Throwback Thursdays Art – w/ Update!

Every Thursday, as part of my personal “enriched environment” initiative, I post a piece of art, usually from the Metropolitan Museum of Art, which recently released online some 400,000 high-resolution images of its collection.  All artwork will show a sun (or sunlight) somewhere. 

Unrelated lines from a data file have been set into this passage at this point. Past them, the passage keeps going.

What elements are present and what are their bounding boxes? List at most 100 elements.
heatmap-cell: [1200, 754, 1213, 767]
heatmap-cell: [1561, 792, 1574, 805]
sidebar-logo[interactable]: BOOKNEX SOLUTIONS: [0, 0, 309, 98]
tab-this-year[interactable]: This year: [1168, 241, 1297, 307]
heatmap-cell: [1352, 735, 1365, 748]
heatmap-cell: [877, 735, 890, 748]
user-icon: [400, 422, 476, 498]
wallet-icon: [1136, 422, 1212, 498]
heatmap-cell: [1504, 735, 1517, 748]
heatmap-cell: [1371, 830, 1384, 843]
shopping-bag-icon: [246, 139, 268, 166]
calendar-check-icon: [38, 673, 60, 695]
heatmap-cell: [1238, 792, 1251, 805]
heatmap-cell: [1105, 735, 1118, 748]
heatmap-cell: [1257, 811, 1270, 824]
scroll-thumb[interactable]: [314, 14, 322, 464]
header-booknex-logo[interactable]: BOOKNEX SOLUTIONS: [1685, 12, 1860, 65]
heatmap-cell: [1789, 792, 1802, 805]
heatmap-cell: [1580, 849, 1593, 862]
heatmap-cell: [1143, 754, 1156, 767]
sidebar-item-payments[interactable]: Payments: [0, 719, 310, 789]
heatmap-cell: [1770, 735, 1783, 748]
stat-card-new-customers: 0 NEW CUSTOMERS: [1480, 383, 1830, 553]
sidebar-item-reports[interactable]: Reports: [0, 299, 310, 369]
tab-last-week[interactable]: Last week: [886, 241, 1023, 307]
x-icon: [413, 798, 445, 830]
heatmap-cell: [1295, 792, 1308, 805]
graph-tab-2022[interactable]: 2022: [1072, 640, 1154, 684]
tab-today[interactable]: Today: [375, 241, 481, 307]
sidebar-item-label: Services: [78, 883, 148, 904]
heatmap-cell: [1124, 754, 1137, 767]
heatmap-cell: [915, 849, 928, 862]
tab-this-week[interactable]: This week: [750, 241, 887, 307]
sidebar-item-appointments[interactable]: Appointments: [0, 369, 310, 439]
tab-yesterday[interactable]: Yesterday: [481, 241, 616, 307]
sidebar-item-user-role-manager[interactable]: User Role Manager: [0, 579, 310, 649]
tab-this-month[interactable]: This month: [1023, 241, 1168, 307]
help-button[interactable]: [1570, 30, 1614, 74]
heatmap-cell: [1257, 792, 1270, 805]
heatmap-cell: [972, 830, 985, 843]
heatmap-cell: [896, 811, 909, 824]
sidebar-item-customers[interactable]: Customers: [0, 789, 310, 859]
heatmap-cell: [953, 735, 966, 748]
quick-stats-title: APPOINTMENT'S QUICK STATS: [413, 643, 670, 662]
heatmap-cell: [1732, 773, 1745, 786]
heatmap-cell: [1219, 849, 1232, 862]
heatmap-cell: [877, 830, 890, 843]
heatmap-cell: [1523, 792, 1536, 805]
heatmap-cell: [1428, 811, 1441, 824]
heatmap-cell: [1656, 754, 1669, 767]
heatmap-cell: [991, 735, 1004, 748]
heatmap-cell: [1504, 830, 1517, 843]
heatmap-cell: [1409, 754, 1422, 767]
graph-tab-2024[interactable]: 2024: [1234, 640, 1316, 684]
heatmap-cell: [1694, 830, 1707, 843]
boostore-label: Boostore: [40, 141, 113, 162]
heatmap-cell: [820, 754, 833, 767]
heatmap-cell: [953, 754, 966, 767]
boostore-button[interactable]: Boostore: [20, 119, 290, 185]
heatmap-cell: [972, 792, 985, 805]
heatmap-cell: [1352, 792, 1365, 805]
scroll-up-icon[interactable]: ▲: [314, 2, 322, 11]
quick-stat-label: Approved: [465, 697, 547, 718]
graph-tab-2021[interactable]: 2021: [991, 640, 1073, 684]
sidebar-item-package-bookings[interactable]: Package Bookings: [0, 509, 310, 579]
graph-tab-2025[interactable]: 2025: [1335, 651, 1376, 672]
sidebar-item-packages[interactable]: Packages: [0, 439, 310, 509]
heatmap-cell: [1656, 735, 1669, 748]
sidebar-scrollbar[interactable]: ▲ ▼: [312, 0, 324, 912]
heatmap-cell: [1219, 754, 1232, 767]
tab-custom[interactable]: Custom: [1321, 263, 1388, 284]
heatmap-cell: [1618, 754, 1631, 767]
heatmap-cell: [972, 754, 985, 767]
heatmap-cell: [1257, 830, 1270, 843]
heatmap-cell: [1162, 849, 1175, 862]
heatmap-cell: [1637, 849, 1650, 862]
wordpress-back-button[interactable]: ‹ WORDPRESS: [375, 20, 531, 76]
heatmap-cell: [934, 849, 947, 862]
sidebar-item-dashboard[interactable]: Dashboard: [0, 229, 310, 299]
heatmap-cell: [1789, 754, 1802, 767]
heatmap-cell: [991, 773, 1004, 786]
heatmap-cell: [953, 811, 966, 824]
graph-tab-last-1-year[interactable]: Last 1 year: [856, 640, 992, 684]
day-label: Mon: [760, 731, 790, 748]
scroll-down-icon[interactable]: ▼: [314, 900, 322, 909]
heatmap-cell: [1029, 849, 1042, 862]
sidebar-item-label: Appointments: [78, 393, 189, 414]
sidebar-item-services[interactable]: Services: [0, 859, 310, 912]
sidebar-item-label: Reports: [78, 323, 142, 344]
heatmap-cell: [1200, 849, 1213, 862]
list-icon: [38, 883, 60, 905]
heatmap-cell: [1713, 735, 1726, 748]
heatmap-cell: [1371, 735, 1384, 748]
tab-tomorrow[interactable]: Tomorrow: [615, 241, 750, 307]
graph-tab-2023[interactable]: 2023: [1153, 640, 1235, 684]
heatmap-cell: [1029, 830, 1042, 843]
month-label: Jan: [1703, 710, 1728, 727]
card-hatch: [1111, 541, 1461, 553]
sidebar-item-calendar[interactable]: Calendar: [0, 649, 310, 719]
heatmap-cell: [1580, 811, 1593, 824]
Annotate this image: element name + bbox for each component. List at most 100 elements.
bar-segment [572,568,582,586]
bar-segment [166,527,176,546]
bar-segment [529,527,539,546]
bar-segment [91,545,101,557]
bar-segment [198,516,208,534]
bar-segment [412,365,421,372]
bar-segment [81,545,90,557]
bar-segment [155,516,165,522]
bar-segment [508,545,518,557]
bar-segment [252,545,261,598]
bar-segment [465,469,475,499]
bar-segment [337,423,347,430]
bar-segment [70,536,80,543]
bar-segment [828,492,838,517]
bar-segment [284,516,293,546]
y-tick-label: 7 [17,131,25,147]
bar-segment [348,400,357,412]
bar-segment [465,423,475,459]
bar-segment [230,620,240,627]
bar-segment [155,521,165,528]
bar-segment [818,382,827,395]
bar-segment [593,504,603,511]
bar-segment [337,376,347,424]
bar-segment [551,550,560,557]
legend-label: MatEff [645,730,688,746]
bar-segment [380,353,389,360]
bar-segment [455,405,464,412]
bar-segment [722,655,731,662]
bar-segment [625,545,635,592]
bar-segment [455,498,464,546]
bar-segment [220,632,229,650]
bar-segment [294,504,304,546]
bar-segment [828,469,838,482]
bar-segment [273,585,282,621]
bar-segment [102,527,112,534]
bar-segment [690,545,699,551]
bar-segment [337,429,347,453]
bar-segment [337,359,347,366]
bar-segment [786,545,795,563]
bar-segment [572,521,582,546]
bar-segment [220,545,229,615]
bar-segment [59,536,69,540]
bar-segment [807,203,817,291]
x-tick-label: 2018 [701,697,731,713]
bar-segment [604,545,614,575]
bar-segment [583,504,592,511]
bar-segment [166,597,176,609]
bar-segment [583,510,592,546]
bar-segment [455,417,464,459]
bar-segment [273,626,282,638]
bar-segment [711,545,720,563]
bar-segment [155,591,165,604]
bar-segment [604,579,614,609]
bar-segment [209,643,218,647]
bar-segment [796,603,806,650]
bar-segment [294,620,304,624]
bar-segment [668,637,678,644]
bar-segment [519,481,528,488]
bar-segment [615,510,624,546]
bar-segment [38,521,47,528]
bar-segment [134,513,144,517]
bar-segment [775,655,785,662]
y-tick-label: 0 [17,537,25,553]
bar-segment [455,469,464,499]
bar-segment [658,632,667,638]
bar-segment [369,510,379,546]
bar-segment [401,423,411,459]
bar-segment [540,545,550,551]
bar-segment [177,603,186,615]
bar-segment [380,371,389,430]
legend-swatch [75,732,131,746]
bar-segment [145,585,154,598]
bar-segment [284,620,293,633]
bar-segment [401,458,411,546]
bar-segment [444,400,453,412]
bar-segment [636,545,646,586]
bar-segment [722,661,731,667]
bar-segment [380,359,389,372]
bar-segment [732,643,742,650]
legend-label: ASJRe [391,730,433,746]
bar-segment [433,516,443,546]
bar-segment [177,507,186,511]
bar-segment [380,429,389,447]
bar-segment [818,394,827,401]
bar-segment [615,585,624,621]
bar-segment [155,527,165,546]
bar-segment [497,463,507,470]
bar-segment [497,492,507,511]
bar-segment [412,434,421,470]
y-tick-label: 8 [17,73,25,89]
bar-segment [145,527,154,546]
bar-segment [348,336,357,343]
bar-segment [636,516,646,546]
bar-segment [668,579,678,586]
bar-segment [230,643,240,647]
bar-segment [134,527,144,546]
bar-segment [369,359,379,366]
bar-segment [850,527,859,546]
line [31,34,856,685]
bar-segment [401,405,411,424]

I won’t name the piece or the artist, but instead invite you to study the art and post a comment addressing one or more of these questions:

  • What is going on in this picture?
  • What do you see that makes you say that?
  • What more can you find?

If you have another idea, run with it.

Special Update!  The New York Times website does this same exercise every Monday with a news photo that is uncaptioned and contains no text (click!).  The Times asks viewers the same three questions:

  • What is going on in this picture?
  • What do you see that makes you say that?
  • What more can you find?

However, at the end of the week, the Times posts the background information on the picture.  So, I’ve decided to do the same.  I’ll still post an unlabeled piece of art on Thursday.  But return on Sunday (for the Sunny Sundays post!) and you’ll find an update on the artwork here.

Note:  To embiggen the image, click on it! 



Warwick Castle: The East Front

Artist: Canaletto (Giovanni Antonio Canal) (Italian, Venice 1697–1768 Venice)

Date: 1752

Medium: Pen and brown ink, gray wash

Dimensions: 12 7/16 x 22 1/8 in. (31.6 x 56.2 cm)

Classification: Drawings

Credit Line: Robert Lehman Collection, 1975

Accession Number: 1975.1.297

Description

Canaletto’s highly detailed, topographically accurate panoramic views were greatly admired and avidly collected by English visitors to Venice, who acquired them as souvenirs of the Grand Tour. In 1746, when demand for Canaletto’s work in his native city declined, he traveled to England. He remained there for nearly a decade, producing characteristically descriptive views of London and the English countryside. The artist completed five paintings of Warwick Castle, the subject of this scenic drawing, for Francis Greville, Lord Brooke, and later Earl of Warwick. The Lehman sheet appears to have served as a preparatory design for the canvas now in the City Museum and Art Gallery, Birmingham, one of two versions depicting the castle from the east.

4 thoughts on “Throwback Thursdays Art – w/ Update!”

  1. This looks like a toy castle with tiny figurines frolicking in front of it. All the people seem to be dancing or talking in a relaxing way with a friend or running. The free-spirited demeanor of the people stands in stark contrast to the severe straight-line rigidity of the castle.

  2. This looks like a sturdy fort! What’s with the tree that’s growing halfway up the side of the castle, just to the right of the entranceway?

  3. This is a spectacular castle/fortress. Let me quickly say that the sun is offscreen and to the left. I agree with Holly that the humans in front on the lawn are all in poses that suggest carefree relaxation. But what architect dreamed up the castle? And what do these people have to protect themselves from? I see a flock of birds in the air around the tallest turret, the one on the right. But no birds around the lower towers and turrets. Why is that?

    The contrast between the relaxed demeanor of the humans and the severity of the fortress is striking.